Читать книгу Shinobi - Die Auslöschung - Danny Seel - Страница 16
Оглавление10. Wiedervereinigt
Aufgeregt die Menge mit den Augen absuchend, konnte der Chūnin endlich seine Schwester Sayuri zusammen mit ihren zwei Kindern Akemi und Taiki ausfindig machen. Diese versuchten einen Weg durch die vielen Menschen zu ihm zu bahnen und wurden von Natsuko, Izuyas Frau, gefolgt. Kiyonori wechselte einen erfreuten Blick mit seinem Neffen aus, bevor sie beide in die Richtung ihrer Verwandten eilten.

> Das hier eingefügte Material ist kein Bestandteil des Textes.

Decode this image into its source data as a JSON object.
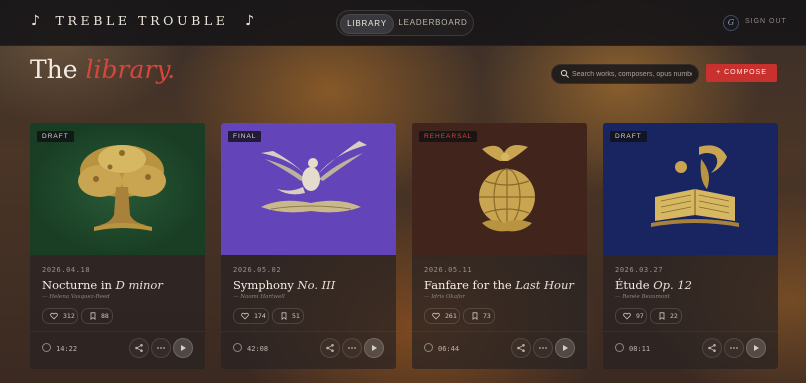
{
  "app": {
    "brand_left": "♪",
    "brand_name": "TREBLE TROUBLE",
    "brand_right": "♪"
  },
  "nav": {
    "tabs": [
      {
        "label": "LIBRARY",
        "active": true
      },
      {
        "label": "LEADERBOARD",
        "active": false
      }
    ]
  },
  "user": {
    "initial": "G",
    "signout_label": "SIGN OUT"
  },
  "page": {
    "title_plain": "The",
    "title_accent": "library."
  },
  "search": {
    "placeholder": "Search works, composers, opus numbers"
  },
  "compose": {
    "label": "+ COMPOSE"
  },
  "colors": {
    "accent": "#c8312d",
    "title_accent": "#d8453a"
  },
  "cards": [
    {
      "status": "DRAFT",
      "date": "2026.04.18",
      "title_plain": "Nocturne in ",
      "title_italic": "D minor",
      "author": "— Helena Vasquez-Reed",
      "likes": "312",
      "saves": "88",
      "duration": "14:22",
      "cover_color": "#1f4a2c",
      "cover_art": "tree-emblem"
    },
    {
      "status": "FINAL",
      "date": "2026.05.02",
      "title_plain": "Symphony ",
      "title_italic": "No. III",
      "author": "— Naomi Hartwell",
      "likes": "174",
      "saves": "51",
      "duration": "42:08",
      "cover_color": "#6b4bc2",
      "cover_art": "winged-figure-emblem"
    },
    {
      "status": "REHEARSAL",
      "date": "2026.05.11",
      "title_plain": "Fanfare for the ",
      "title_italic": "Last Hour",
      "author": "— Idris Okafor",
      "likes": "261",
      "saves": "73",
      "duration": "06:44",
      "cover_color": "#4a2a20",
      "cover_art": "eagle-globe-emblem"
    },
    {
      "status": "DRAFT",
      "date": "2026.03.27",
      "title_plain": "Étude ",
      "title_italic": "Op. 12",
      "author": "— Renée Beaumont",
      "likes": "97",
      "saves": "22",
      "duration": "08:11",
      "cover_color": "#1e2a6a",
      "cover_art": "open-book-emblem"
    }
  ]
}
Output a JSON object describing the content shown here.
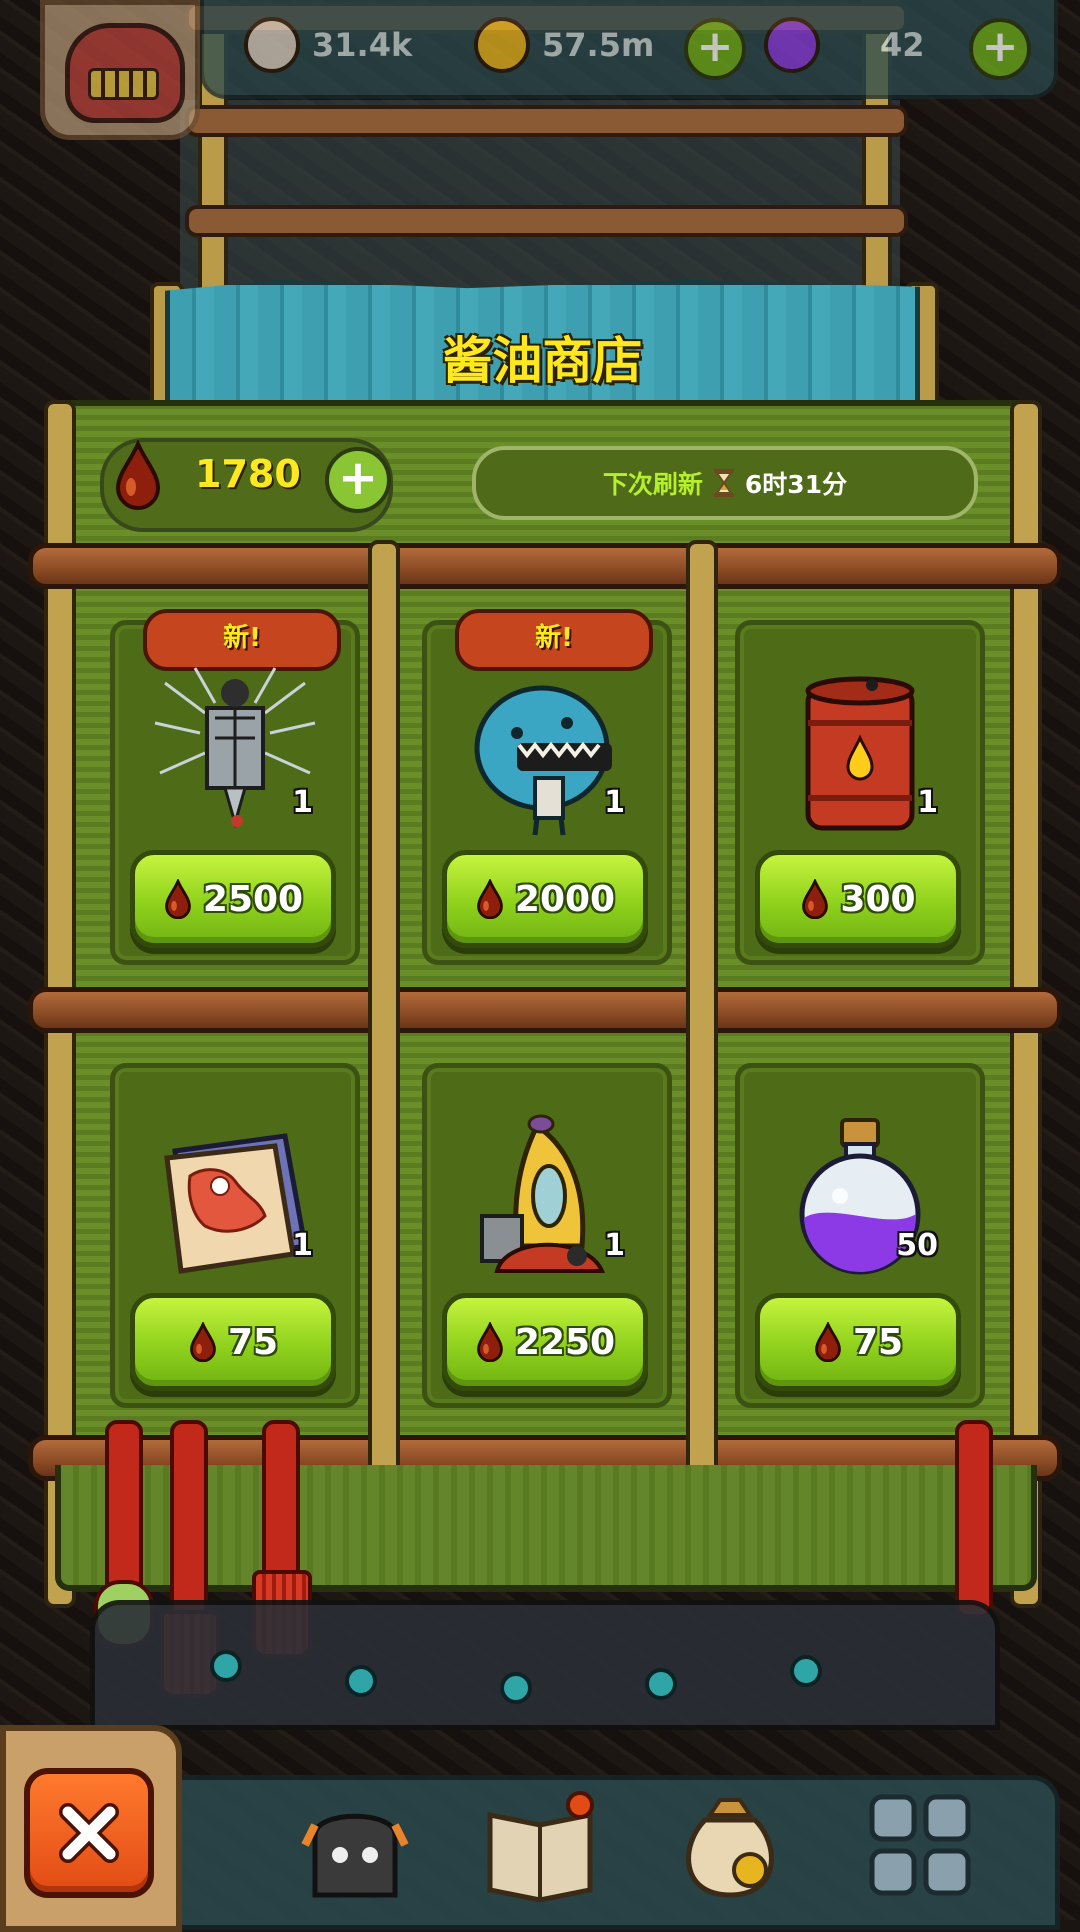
{
  "topbar": {
    "eyes_value": "31.4k",
    "coins_value": "57.5m",
    "potions_value": "42"
  },
  "shop": {
    "title": "酱油商店",
    "currency_value": "1780",
    "refresh_label": "下次刷新",
    "refresh_time": "6时31分"
  },
  "items": [
    {
      "badge": "新!",
      "name": "sketch-creature-item",
      "quantity": "1",
      "price": "2500"
    },
    {
      "badge": "新!",
      "name": "blue-fish-monster-item",
      "quantity": "1",
      "price": "2000"
    },
    {
      "badge": "",
      "name": "red-oil-barrel-item",
      "quantity": "1",
      "price": "300"
    },
    {
      "badge": "",
      "name": "treasure-map-scroll-item",
      "quantity": "1",
      "price": "75"
    },
    {
      "badge": "",
      "name": "banana-machine-item",
      "quantity": "1",
      "price": "2250"
    },
    {
      "badge": "",
      "name": "purple-potion-item",
      "quantity": "50",
      "price": "75"
    }
  ],
  "colors": {
    "board_green": "#678a26",
    "title_yellow": "#ffe81f",
    "price_button_green": "#8fd11c",
    "new_badge_red": "#c4451e",
    "close_orange": "#e24b14",
    "soy_drop": "#8e1f0c"
  }
}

„Mein Sohn! Du lebst!“, rief Natsuko aus, sobald sie Ryuzaki erreichte. „Geht’s dir gut? Hast du irgendwo Schmerzen? Du bist doch nicht verletzt?“
Ryuzaki brachte ein mattes Lächeln zu Stande. „Mir geht’s gut, Mutter. Schließlich lebe ich noch.“
Während ihn Natsuko weiter mit Fragen überhäufte, blieben Sayuri und ihre Kinder mit strahlenden Gesichtern neben Yujiro stehen. Dieser konnte an dem Blick seiner Schwester ablesen, dass sie den großen Drang, ihn zu umarmen, unterdrückte.
„Du bist zurück“, flüsterte sie einfach und kam ihm näher.

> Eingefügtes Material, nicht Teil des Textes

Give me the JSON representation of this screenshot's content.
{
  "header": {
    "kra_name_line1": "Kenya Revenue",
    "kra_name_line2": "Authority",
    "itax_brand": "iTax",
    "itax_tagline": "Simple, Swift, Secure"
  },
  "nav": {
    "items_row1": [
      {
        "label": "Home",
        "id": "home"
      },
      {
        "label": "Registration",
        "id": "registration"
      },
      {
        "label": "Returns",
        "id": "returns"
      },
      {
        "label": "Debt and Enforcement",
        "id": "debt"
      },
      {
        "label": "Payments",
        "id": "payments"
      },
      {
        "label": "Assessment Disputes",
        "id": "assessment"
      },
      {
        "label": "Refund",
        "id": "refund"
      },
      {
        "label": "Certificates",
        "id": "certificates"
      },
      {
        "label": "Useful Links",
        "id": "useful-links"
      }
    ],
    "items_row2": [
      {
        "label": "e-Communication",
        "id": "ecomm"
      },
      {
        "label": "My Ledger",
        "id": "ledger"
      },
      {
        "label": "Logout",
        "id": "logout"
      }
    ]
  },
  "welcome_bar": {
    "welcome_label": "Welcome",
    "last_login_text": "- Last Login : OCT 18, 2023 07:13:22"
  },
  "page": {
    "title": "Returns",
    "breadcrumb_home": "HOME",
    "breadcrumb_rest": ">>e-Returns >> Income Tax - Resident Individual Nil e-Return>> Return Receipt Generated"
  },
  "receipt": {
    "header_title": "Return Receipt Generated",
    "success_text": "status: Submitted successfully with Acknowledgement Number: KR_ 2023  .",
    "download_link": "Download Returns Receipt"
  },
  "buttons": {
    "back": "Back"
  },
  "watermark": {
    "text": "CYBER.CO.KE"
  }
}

Ihr Bruder wollte etwas sagen, hielt jedoch inne, sobald er Sayuris besorgten Ausdruck sah, als sie die Narbe auf seinem Gesicht betrachtete. Akemi und Taikis Aufmerksamkeit richtete sich ebenfalls auf die Wunde, die ihr Onkel unter dem Auge hatte, blieben aber etwas hinter ihrer Mutter stehen.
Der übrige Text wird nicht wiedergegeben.